Drugim unikalnym elementem Marvel Rivals jest synergia między konkretnymi postaciami. Wybrani herosi współpracują tak dobrze, że wypracowują dodatkowe buffy. Przykładowo, Scarlet Witch potrafi wypełnić Magneto magią chaosu (rodzinne powiązanie), dzięki czemu żelastwo używane przez Magneto zadaje zwiększone obrażenia. Thor może naelektryzować tarczę Kapitana Ameryki, przez co ta zadaje przeciwnikom dodatkowe obrażenia od piorunów.
Synergia nadaje rozgrywce pewnej głębi, chociaż szczerze: póki co nie widzę, aby zbyt wielu graczy z niej korzystało. Na pewno zmieni się to w kolejnych grach, kiedy poziom na serwerach podniesie się, a rywalizacja ulegnie profesjonalizacji. Mamy bowiem do czynienia z produkcją Free2Play z ponad 30 herosami do wyboru. Trochę minie, nim wszyscy wychwycą wzajemne powiązania, a także zależności klas oraz ról. Czasu potrzeba też by wpić 10 poziom, odblokowujący starcia rankingowe.

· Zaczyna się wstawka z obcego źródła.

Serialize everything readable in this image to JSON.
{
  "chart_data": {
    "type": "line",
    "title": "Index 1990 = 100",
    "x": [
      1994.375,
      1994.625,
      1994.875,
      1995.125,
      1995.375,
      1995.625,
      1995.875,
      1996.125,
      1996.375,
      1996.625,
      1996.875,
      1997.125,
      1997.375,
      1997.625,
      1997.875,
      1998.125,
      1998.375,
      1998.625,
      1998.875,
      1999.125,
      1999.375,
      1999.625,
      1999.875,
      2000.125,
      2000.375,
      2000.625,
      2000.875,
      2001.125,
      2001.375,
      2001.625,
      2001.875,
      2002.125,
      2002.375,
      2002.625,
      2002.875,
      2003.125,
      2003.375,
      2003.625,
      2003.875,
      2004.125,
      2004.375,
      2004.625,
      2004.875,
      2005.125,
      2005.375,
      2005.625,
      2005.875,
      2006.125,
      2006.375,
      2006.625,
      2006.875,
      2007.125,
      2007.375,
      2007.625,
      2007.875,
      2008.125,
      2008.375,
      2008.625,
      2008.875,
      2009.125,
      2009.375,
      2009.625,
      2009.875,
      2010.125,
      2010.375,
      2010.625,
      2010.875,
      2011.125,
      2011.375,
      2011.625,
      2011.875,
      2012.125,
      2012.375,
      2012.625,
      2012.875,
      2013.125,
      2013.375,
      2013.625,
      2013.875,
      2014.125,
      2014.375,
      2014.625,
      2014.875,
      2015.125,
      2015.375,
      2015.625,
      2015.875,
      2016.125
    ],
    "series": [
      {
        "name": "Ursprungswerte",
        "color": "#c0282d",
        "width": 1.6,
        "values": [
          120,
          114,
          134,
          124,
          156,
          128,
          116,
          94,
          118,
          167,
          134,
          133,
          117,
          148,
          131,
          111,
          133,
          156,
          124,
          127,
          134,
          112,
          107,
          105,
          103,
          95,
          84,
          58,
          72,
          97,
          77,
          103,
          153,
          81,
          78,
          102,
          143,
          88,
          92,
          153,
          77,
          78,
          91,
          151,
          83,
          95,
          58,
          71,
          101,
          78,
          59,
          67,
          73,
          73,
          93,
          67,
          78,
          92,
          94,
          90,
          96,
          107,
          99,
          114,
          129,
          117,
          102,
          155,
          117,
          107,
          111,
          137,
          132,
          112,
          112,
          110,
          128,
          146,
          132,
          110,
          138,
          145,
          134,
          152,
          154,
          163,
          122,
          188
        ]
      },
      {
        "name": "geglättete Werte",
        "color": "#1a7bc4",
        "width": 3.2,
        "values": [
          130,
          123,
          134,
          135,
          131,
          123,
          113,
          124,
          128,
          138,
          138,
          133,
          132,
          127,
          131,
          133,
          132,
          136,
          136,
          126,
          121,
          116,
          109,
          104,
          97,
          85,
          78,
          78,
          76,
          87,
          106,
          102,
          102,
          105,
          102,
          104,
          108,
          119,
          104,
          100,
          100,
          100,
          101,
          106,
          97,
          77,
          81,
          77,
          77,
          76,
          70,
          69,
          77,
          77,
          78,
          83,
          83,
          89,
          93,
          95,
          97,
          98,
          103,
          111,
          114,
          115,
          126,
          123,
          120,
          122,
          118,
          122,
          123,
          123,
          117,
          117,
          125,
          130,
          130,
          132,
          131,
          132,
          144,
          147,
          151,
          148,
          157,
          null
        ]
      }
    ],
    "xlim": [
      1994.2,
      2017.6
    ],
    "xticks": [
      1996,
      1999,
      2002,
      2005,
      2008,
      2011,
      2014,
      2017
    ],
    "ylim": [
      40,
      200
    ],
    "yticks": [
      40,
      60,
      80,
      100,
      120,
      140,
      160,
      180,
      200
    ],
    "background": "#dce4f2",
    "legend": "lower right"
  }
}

Marvel Heroes to obfita produkcja Free2Play, znośna gra i genialne narzędzie do zarabiania.
W kategorii hero shooterów Chińczycy nie przesuwają żadnych granic, nie zachwycają innowacjami ani nie serwują produkcji przesadnie inspirującej. Podczas starć brakuje nieco mięsa. Na przykład lepszego efektu ataków trafiających w przeciwnika, lepiej posklejanej walki kontaktowej. Nie ma tu pazura charakteryzującego dobrą grę akcji, mimo Czarnej Pantery w obsadzie. Rozgrywka jest niezła, ale tylko niezła. Po trzech sesjach jestem syty, mogę wracać następnego dnia. Gdy Overwatch miał premierę, trzeba było mnie kijem odganiać od konsoli.
Za to trzeba oddać Chińczykom, że grają fair, jeśli chodzi o model biznesowy. Na start oddają w ręce graczy ponad 30 postaci z komiksowego uniwersum, o różnym stopniu trudności opanowania. Zdecydowanie jest w czym wybierać. Co prawda część herosów została potraktowana mocno po macoszemu, ale i tak brawo za to, że żadna z postaci nie znajduje się za paywallem. Do kupienia są tylko skórki oraz elementy kosmetyczne. Nie ma mowy o żadnym Pay2Win, przynajmniej na razie, i to jest świetne.
Co mi się podoba:
- Za darmo, dla każdego, na konsolach oraz PC
- Ponad 30 herosów na start, w tym perełki z trzeciej ligi Marvela
- Destrukcja otoczenia oraz synergia między postaciami
- Chińczycy powielają dobre, sprawdzone pomysły z Overwatcha
- Brak grywalnych postaci za paywallem i przedmiotów Pay2Win
- Darmowa, szybka rozgrywka w sam raz na pół godzinki dziennie
- Błyskawiczny matchmaking, nawet bez cross-play
Co mi się nie podoba:
- Ilość ponad jakość. Część postaci w ogóle nie zachwyca
- Mało ciekawa oferta sklepu na start
- Taki sobie lokacje
- Starcia nie są tak mięsiste i kontaktowe jakbym chciał
- Archaiczna oprawa wizualna
- Brak tego kooperacyjnego, drużynowego sznytu co w Overwatchu
- Chińska kopiarka jest momentami niezwykle bezczelna
Ocena recenzenta: 6+/10
Marvel Rivals to typowa maszynka do zarabiania pieniędzy. Pozbawiona duszy, za to ubrana w powabne i kolorowe szaty. Gra się przyjemnie, do tego za darmo, a odkrywanie herosów to zabawa na wiele godzin. Tytuł Free2Play to umiarkowanie przyjemna odskocznia od STALKER 2 oraz Indiana Jones i Wielki Krąg. W sam raz na trzy meczyki, po 10 minut każdy.
Jest szybko i przyjemnie, chociaż bez drużynowego zgrania na miarę Overwatcha.